Republicans disappointed Obama wasn't a Republican.

Republicans had absolutely no intention of working with the president back in '08-'09.
On Inauguration Day, Gingrich said recently, he told his wife, Callista, that if Obama followed through on what he had said throughout the campaign, “he will be Eisenhower and he will split the Republican Party.”

Later that evening, Gingrich joined a dozen or so other Republicans for a dinner at the Caucus Room restaurant. Their conversation about how to plot a comeback was described in some detail by author Robert Draper in his book “Do Not Ask What Good We Do.”  

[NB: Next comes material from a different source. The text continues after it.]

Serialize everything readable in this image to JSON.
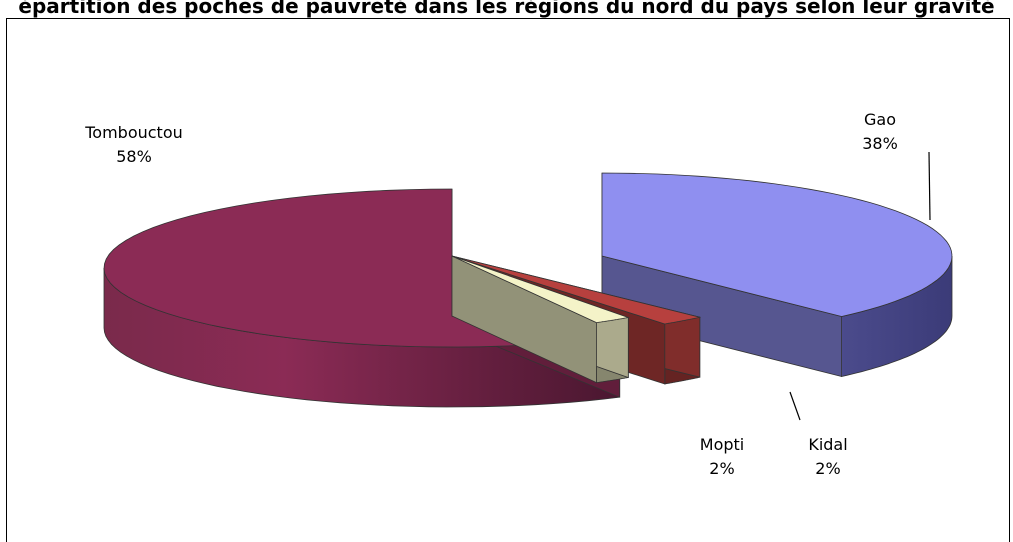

 When Gingrich left the dinner, he told his colleagues, “You’ll remember this as the day the seeds of 2012 were sown.” 
And,
White House officials mark Jan. 27, 2009, as the day they realized what they were facing. Obama was scheduled to go to Capitol Hill to discuss the stimulus bill with House and later Senate Republicans. In a meeting that morning, then-House Minority Leader John A. Boehner (R-Ohio) exhorted his troops to oppose the bill. Before the president left the White House, House Republicans publicly announced their opposition. Chicago Mayor Rahm Emanuel, White House chief of staff during the first two years of the Obama administration, said recently, “If you decide before you listen what your position is, it’s really hard to build trust, cooperation and openness.” A senior adviser to Boehner provided a different context. He said Boehner was trying to appeal to the president to break with House Democrats on the stimulus. “We wanted to get the president to reject the House stimulus and work with us on one that would work,” he said. “At that point, we were still hoping to work with him in the bipartisan way he’s described.” 
What Republicans were asking was, in fact, extraordinary. They were asking him to make a compromise he did not have to make. They were asking him to reject his party and invite Republicans into the room. They were asking that he make a gesture simply to show he was serious about changing politics — without any guarantee that by doing so he would win even a minimal number of Republican votes.